Are there any medical problems that will keep me from diving?

Each student must complete a medical history form prior to training. This form informs instructors of a student’s medical condition, and there are several items that would prohibit a diver of any age from participating in the activity.

DAN publishes a chart entitled FITNESS FOR DIVING that lists medical problems for divers. Some of the more serious conditions include: epilepsy, chronic ear infections, diabetes, active asthma, emphysema, heart disease, hemophilia, claustrophobia, depression, and addictive drug or alcohol abuse. There are other conditions which preclude scuba diving, and some temporary conditions that could delay dive training. For more information please refer to the Divers Alert Network, or speak to us.

How long does my Open Water Certification valid for?

The Padi Open Water certification is valid for life. After 6 months of not diving, you will be advised to do a refresher course, which includes a review of skills.

What if I have problems with my ears in the pool during training?

Prospective divers often think that because their ears hurt while at the deep end of a pool, they can’t dive. This is not necessarily true. It most often means that people suffering from this discomfort haven’t learned how to equalize the pressure in their ears. Equalizing this pressure is an integral part of every dive, and it’s one of the first things a student learns to do. If the new diver can’t equalize this pressure, there may be a medical problem that may prevent, or delay, training and/or certification.

Is it cold underwater?

At some diving locations the water is warm enough to wear a swimsuit. Other locations require special clothing which makes diving quite comfortable. Neoprene wet suits, in either one-or two-piece styles, trap water next to the body. The neoprene offers a good thermal barrier, and the body heats the thin layer of water between the skin and the suit to increase the insulating effect. Dry suits are rubber or neoprene suits worn with long underwear to keep the diver dry and warm. We will help you select the right type of exposure protection for the water conditions you’ll encounter.

Can I dive during menstruation?

Yes! Many female scuba divers may be worried about shark attacks, bleeding underwater, and other considerations when diving while menstruating, but may be hesitant to ask a male scuba instructor for advice. Rest assured, diving on your period is perfectly fine, but you might want to take a few precautions.

Will Sharks Attack Me If I Dive on My Period?

Thankfully, sharks are not going to smell your blood and come chasing after you if you dive while menstruating.
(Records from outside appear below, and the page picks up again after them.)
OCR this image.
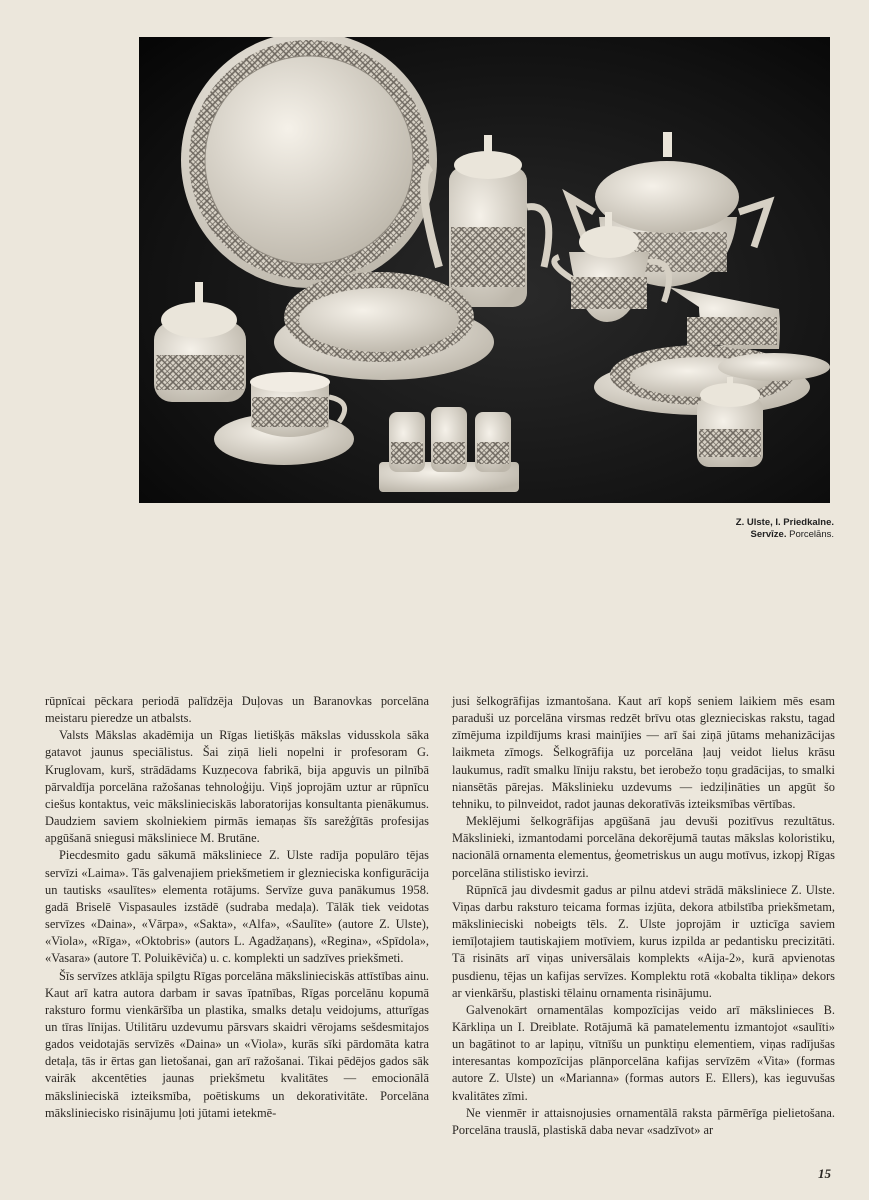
Z. Ulste, I. Priedkalne.
Servīze. Porcelāns.

rūpnīcai pēckara periodā palīdzēja Duļovas un Baranovkas porcelāna meistaru pieredze un atbalsts.

Valsts Mākslas akadēmija un Rīgas lietišķās mākslas vidusskola sāka gatavot jaunus speciālistus. Šai ziņā lieli nopelni ir profesoram G. Kruglovam, kurš, strādādams Kuzņecova fabrikā, bija apguvis un pilnībā pārvaldīja porcelāna ražošanas tehnoloģiju. Viņš joprojām uztur ar rūpnīcu ciešus kontaktus, veic mākslinieciskās laboratorijas konsultanta pienākumus. Daudziem saviem skolniekiem pirmās iemaņas šīs sarežģītās profesijas apgūšanā sniegusi māksliniece M. Brutāne.

Piecdesmito gadu sākumā māksliniece Z. Ulste radīja populāro tējas servīzi «Laima». Tās galvenajiem priekšmetiem ir gleznieciska konfigurācija un tautisks «saulītes» elementa rotājums. Servīze guva panākumus 1958. gadā Briselē Vispasaules izstādē (sudraba medaļa). Tālāk tiek veidotas servīzes «Daina», «Vārpa», «Sakta», «Alfa», «Saulīte» (autore Z. Ulste), «Viola», «Rīga», «Oktobris» (autors L. Agadžaņans), «Regina», «Spīdola», «Vasara» (autore T. Poluikēviča) u. c. komplekti un sadzīves priekšmeti.

Šīs servīzes atklāja spilgtu Rīgas porcelāna mākslinieciskās attīstības ainu. Kaut arī katra autora darbam ir savas īpatnības, Rīgas porcelānu kopumā raksturo formu vienkāršība un plastika, smalks detaļu veidojums, atturīgas un tīras līnijas. Utilitāru uzdevumu pārsvars skaidri vērojams sešdesmitajos gados veidotajās servīzēs «Daina» un «Viola», kurās sīki pārdomāta katra detaļa, tās ir ērtas gan lietošanai, gan arī ražošanai. Tikai pēdējos gados sāk vairāk akcentēties jaunas priekšmetu kvalitātes — emocionālā mākslinieciskā izteiksmība, poētiskums un dekorativitāte. Porcelāna mākslinieciskо risinājumu ļoti jūtami ietekmē-

jusi šelkogrāfijas izmantošana. Kaut arī kopš seniem laikiem mēs esam paraduši uz porcelāna virsmas redzēt brīvu otas gleznieciskas rakstu, tagad zīmējuma izpildījums krasi mainījies — arī šai ziņā jūtams mehanizācijas laikmeta zīmogs. Šelkogrāfija uz porcelāna ļauj veidot lielus krāsu laukumus, radīt smalku līniju rakstu, bet ierobežo toņu gradācijas, to smalki niansētās pārejas. Mākslinieku uzdevums — iedziļināties un apgūt šo tehniku, to pilnveidot, radot jaunas dekoratīvās izteiksmības vērtības.

Meklējumi šelkogrāfijas apgūšanā jau devuši pozitīvus rezultātus. Mākslinieki, izmantodami porcelāna dekorējumā tautas mākslas koloristiku, nacionālā ornamenta elementus, ģeometriskus un augu motīvus, izkopj Rīgas porcelāna stilistisko ievirzi.

Rūpnīcā jau divdesmit gadus ar pilnu atdevi strādā māksliniece Z. Ulste. Viņas darbu raksturo teicama formas izjūta, dekora atbilstība priekšmetam, mākslinieciski nobeigts tēls. Z. Ulste joprojām ir uzticīga saviem iemīļotajiem tautiskajiem motīviem, kurus izpilda ar pedantisku precizitāti. Tā risināts arī viņas universālais komplekts «Aija-2», kurā apvienotas pusdienu, tējas un kafijas servīzes. Komplektu rotā «kobalta tikliņa» dekors ar vienkāršu, plastiski tēlainu ornamenta risinājumu.

Galvenokārt ornamentālas kompozīcijas veido arī mākslinieces B. Kārkliņa un I. Dreiblate. Rotājumā kā pamatelementu izmantojot «saulīti» un bagātinot to ar lapiņu, vītnīšu un punktiņu elementiem, viņas radījušas interesantas kompozīcijas plānporcelāna kafijas servīzēm «Vita» (formas autore Z. Ulste) un «Marianna» (formas autors E. Ellers), kas ieguvušas kvalitātes zīmi.

Ne vienmēr ir attaisnojusies ornamentālā raksta pārmērīga pielietošana. Porcelāna trauslā, plastiskā daba nevar «sadzīvot» ar

15
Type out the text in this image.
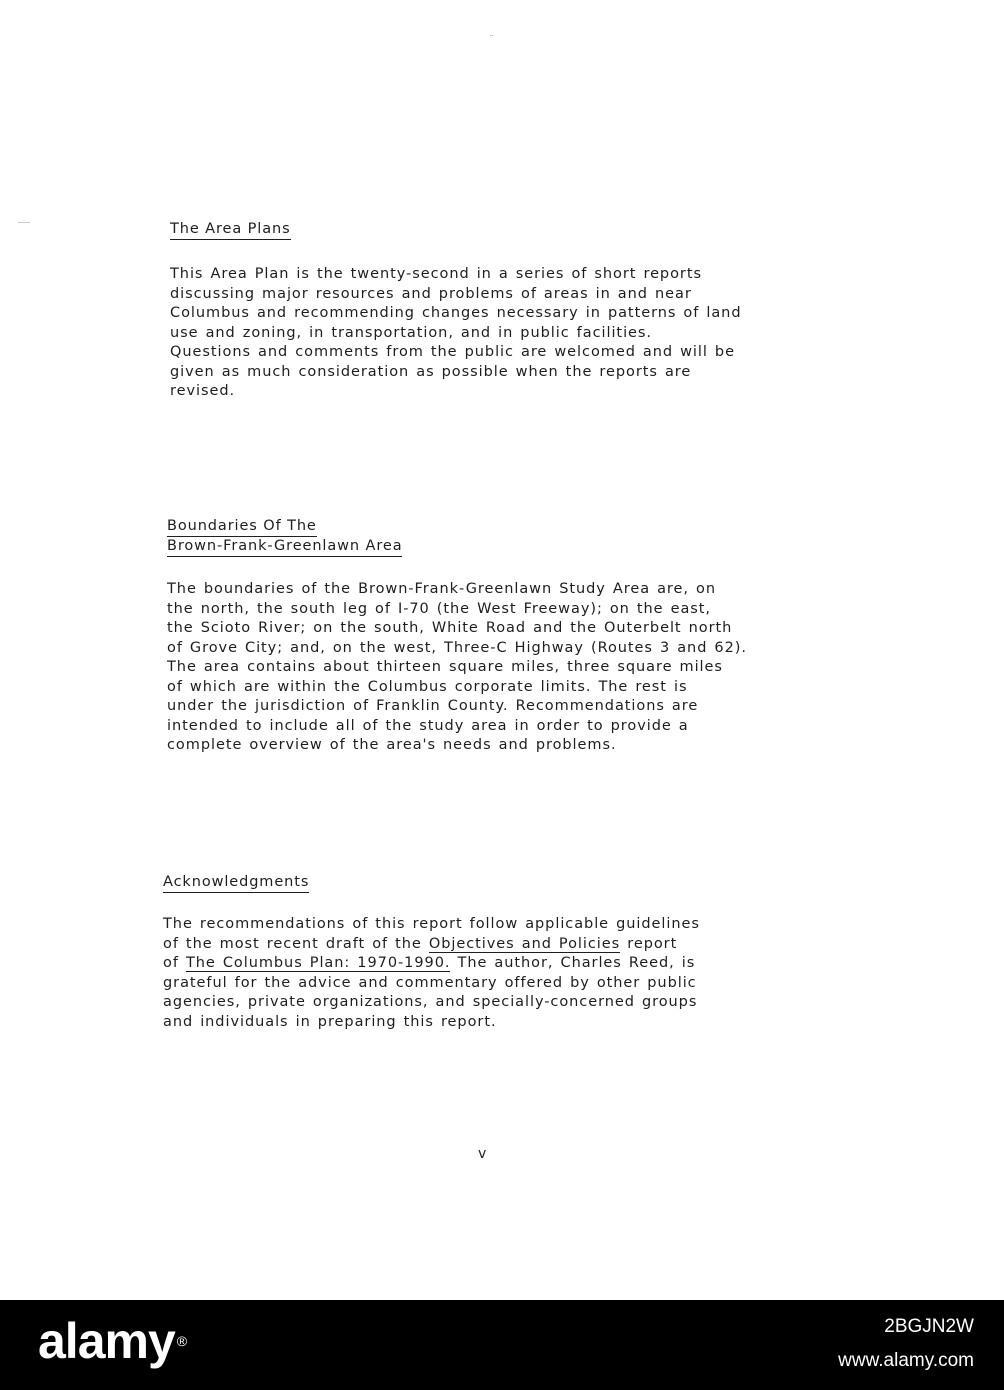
The Area Plans
This Area Plan is the twenty-second in a series of short reports
discussing major resources and problems of areas in and near
Columbus and recommending changes necessary in patterns of land
use and zoning, in transportation, and in public facilities.
Questions and comments from the public are welcomed and will be
given as much consideration as possible when the reports are
revised.
Boundaries Of The
Brown-Frank-Greenlawn Area
The boundaries of the Brown-Frank-Greenlawn Study Area are, on
the north, the south leg of I-70 (the West Freeway); on the east,
the Scioto River; on the south, White Road and the Outerbelt north
of Grove City; and, on the west, Three-C Highway (Routes 3 and 62).
The area contains about thirteen square miles, three square miles
of which are within the Columbus corporate limits. The rest is
under the jurisdiction of Franklin County. Recommendations are
intended to include all of the study area in order to provide a
complete overview of the area's needs and problems.
Acknowledgments
The recommendations of this report follow applicable guidelines
of the most recent draft of the Objectives and Policies report
of The Columbus Plan: 1970-1990. The author, Charles Reed, is
grateful for the advice and commentary offered by other public
agencies, private organizations, and specially-concerned groups
and individuals in preparing this report.
v
alamy ®
2BGJN2W
www.alamy.com
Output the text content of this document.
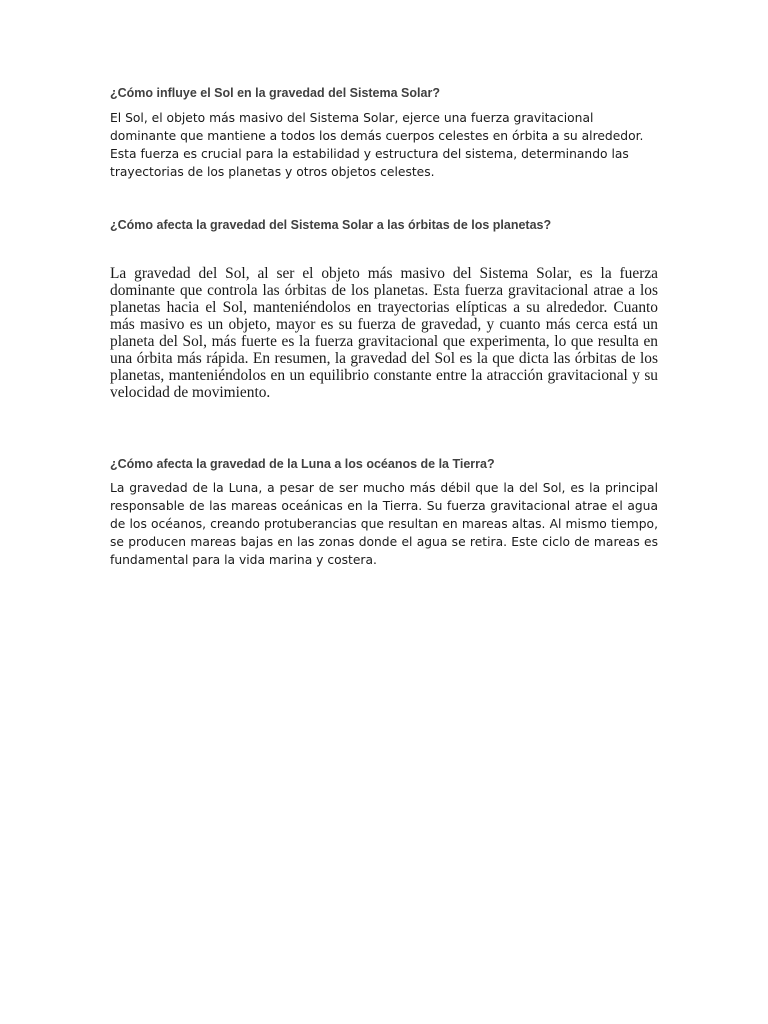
¿Cómo influye el Sol en la gravedad del Sistema Solar?

El Sol, el objeto más masivo del Sistema Solar, ejerce una fuerza gravitacional dominante que mantiene a todos los demás cuerpos celestes en órbita a su alrededor. Esta fuerza es crucial para la estabilidad y estructura del sistema, determinando las trayectorias de los planetas y otros objetos celestes.

¿Cómo afecta la gravedad del Sistema Solar a las órbitas de los planetas?

La gravedad del Sol, al ser el objeto más masivo del Sistema Solar, es la fuerza dominante que controla las órbitas de los planetas. Esta fuerza gravitacional atrae a los planetas hacia el Sol, manteniéndolos en trayectorias elípticas a su alrededor. Cuanto más masivo es un objeto, mayor es su fuerza de gravedad, y cuanto más cerca está un planeta del Sol, más fuerte es la fuerza gravitacional que experimenta, lo que resulta en una órbita más rápida. En resumen, la gravedad del Sol es la que dicta las órbitas de los planetas, manteniéndolos en un equilibrio constante entre la atracción gravitacional y su velocidad de movimiento.

¿Cómo afecta la gravedad de la Luna a los océanos de la Tierra?

La gravedad de la Luna, a pesar de ser mucho más débil que la del Sol, es la principal responsable de las mareas oceánicas en la Tierra. Su fuerza gravitacional atrae el agua de los océanos, creando protuberancias que resultan en mareas altas. Al mismo tiempo, se producen mareas bajas en las zonas donde el agua se retira. Este ciclo de mareas es fundamental para la vida marina y costera.
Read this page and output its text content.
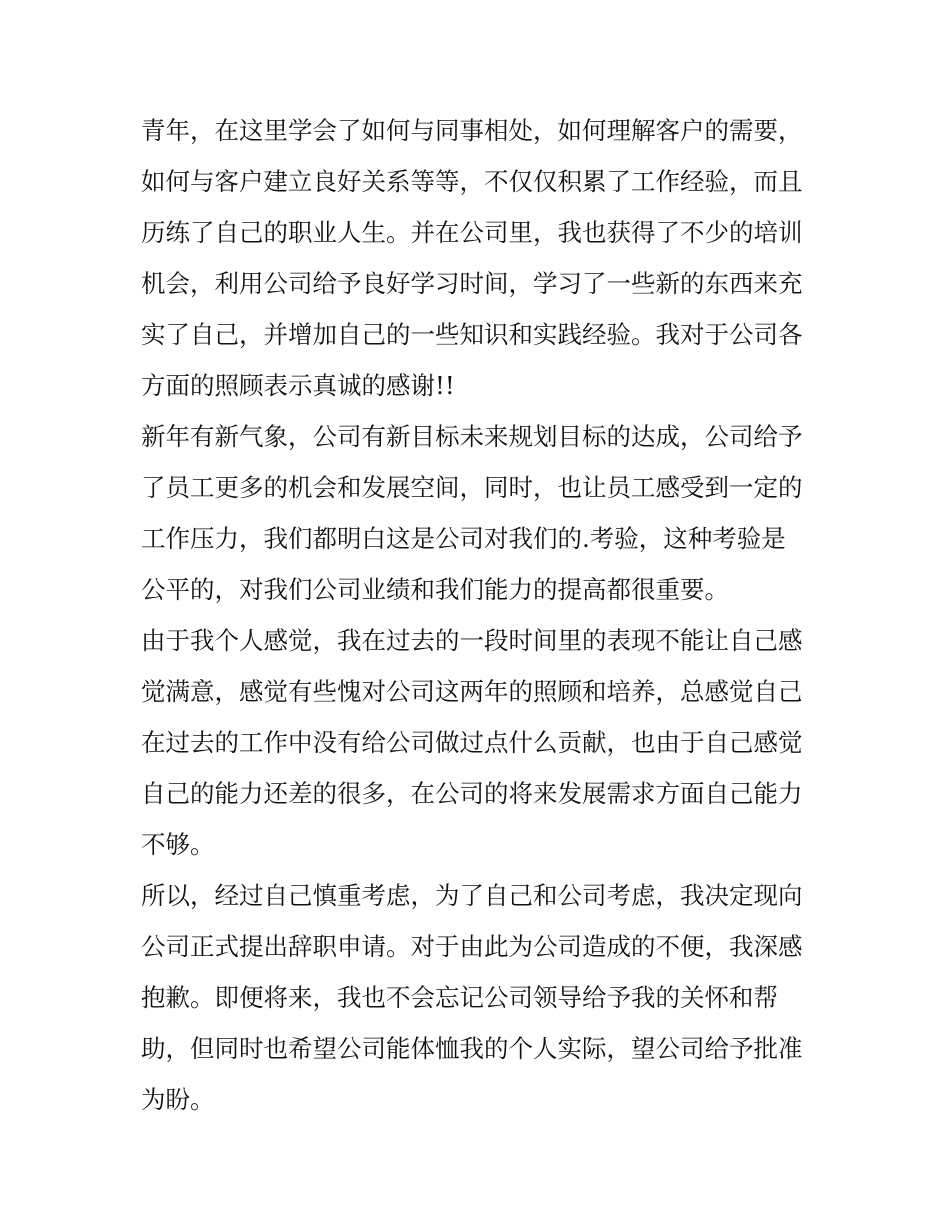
青年，在这里学会了如何与同事相处，如何理解客户的需要，
如何与客户建立良好关系等等，不仅仅积累了工作经验，而且
历练了自己的职业人生。并在公司里，我也获得了不少的培训
机会，利用公司给予良好学习时间，学习了一些新的东西来充
实了自己，并增加自己的一些知识和实践经验。我对于公司各
方面的照顾表示真诚的感谢!!
新年有新气象，公司有新目标未来规划目标的达成，公司给予
了员工更多的机会和发展空间，同时，也让员工感受到一定的
工作压力，我们都明白这是公司对我们的.考验，这种考验是
公平的，对我们公司业绩和我们能力的提高都很重要。
由于我个人感觉，我在过去的一段时间里的表现不能让自己感
觉满意，感觉有些愧对公司这两年的照顾和培养，总感觉自己
在过去的工作中没有给公司做过点什么贡献，也由于自己感觉
自己的能力还差的很多，在公司的将来发展需求方面自己能力
不够。
所以，经过自己慎重考虑，为了自己和公司考虑，我决定现向
公司正式提出辞职申请。对于由此为公司造成的不便，我深感
抱歉。即便将来，我也不会忘记公司领导给予我的关怀和帮
助，但同时也希望公司能体恤我的个人实际，望公司给予批准
为盼。
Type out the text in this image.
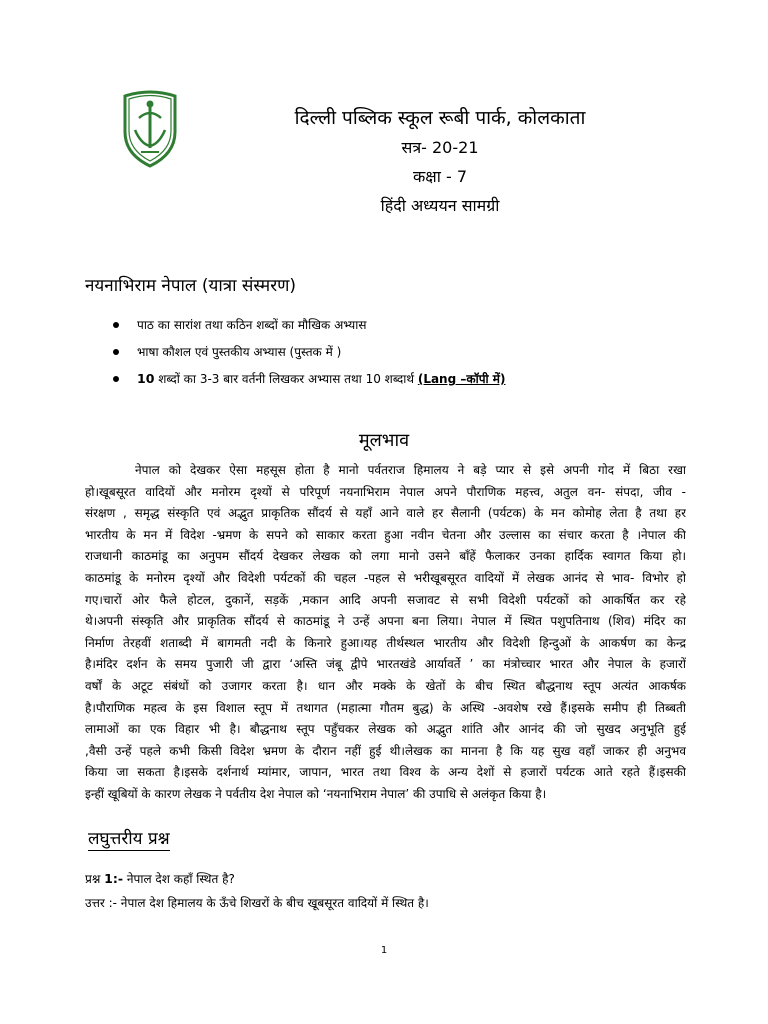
दिल्ली पब्लिक स्कूल रूबी पार्क, कोलकाता
सत्र- 20-21
कक्षा - 7
हिंदी अध्ययन सामग्री
नयनाभिराम नेपाल (यात्रा संस्मरण)
पाठ का सारांश तथा कठिन शब्दों का मौखिक अभ्यास
भाषा कौशल एवं पुस्तकीय अभ्यास (पुस्तक में )
10 शब्दों का 3-3 बार वर्तनी लिखकर अभ्यास तथा 10 शब्दार्थ (Lang –कॉपी में)
मूलभाव
नेपाल को देखकर ऐसा महसूस होता है मानो पर्वतराज हिमालय ने बड़े प्यार से इसे अपनी गोद में बिठा रखा
हो।खूबसूरत वादियों और मनोरम दृश्यों से परिपूर्ण नयनाभिराम नेपाल अपने पौराणिक महत्त्व, अतुल वन- संपदा, जीव -
संरक्षण , समृद्ध संस्कृति एवं अद्भुत प्राकृतिक सौंदर्य से यहाँ आने वाले हर सैलानी (पर्यटक) के मन कोमोह लेता है तथा हर
भारतीय के मन में विदेश -भ्रमण के सपने को साकार करता हुआ नवीन चेतना और उल्लास का संचार करता है ।नेपाल की
राजधानी काठमांडू का अनुपम सौंदर्य देखकर लेखक को लगा मानो उसने बाँहें फैलाकर उनका हार्दिक स्वागत किया हो।
काठमांडू के मनोरम दृश्यों और विदेशी पर्यटकों की चहल -पहल से भरीखूबसूरत वादियों में लेखक आनंद से भाव- विभोर हो
गए।चारों ओर फैले होटल, दुकानें, सड़कें ,मकान आदि अपनी सजावट से सभी विदेशी पर्यटकों को आकर्षित कर रहे
थे।अपनी संस्कृति और प्राकृतिक सौंदर्य से काठमांडू ने उन्हें अपना बना लिया। नेपाल में स्थित पशुपतिनाथ (शिव) मंदिर का
निर्माण तेरहवीं शताब्दी में बागमती नदी के किनारे हुआ।यह तीर्थस्थल भारतीय और विदेशी हिन्दुओं के आकर्षण का केन्द्र
है।मंदिर दर्शन के समय पुजारी जी द्वारा ‘अस्ति जंबू द्वीपे भारतखंडे आर्यावर्ते ’ का मंत्रोच्चार भारत और नेपाल के हजारों
वर्षों के अटूट संबंधों को उजागर करता है। धान और मक्के के खेतों के बीच स्थित बौद्धनाथ स्तूप अत्यंत आकर्षक
है।पौराणिक महत्व के इस विशाल स्तूप में तथागत (महात्मा गौतम बुद्ध) के अस्थि -अवशेष रखे हैं।इसके समीप ही तिब्बती
लामाओं का एक विहार भी है। बौद्धनाथ स्तूप पहुँचकर लेखक को अद्भुत शांति और आनंद की जो सुखद अनुभूति हुई
,वैसी उन्हें पहले कभी किसी विदेश भ्रमण के दौरान नहीं हुई थी।लेखक का मानना है कि यह सुख वहाँ जाकर ही अनुभव
किया जा सकता है।इसके दर्शनार्थ म्यांमार, जापान, भारत तथा विश्व के अन्य देशों से हजारों पर्यटक आते रहते हैं।इसकी
इन्हीं खूबियों के कारण लेखक ने पर्वतीय देश नेपाल को ‘नयनाभिराम नेपाल’ की उपाधि से अलंकृत किया है।
लघुत्तरीय प्रश्न
प्रश्न 1:- नेपाल देश कहाँ स्थित है?
उत्तर :- नेपाल देश हिमालय के ऊँचे शिखरों के बीच खूबसूरत वादियों में स्थित है।
1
Studies have been conducted to observe sharks’ attraction to human blood. Sharks appear curious, but not aggressive when human blood is in the water. In fact, sharks are most attracted to fish gastric juices (not even fish blood) which makes sense as a fish that is leaking gastric juices is definitely disabled and easy to attack.

Furthermore, a menstruating female loses only a few milliliters of blood a day. The majority of fluid loss due to menstruation is water and uterine lining cells. Most females will find that their period actually stops when they are submerged in water; the vaginal opening stays closed and the increase in ambient pressure helps to keep fluids from leaking out.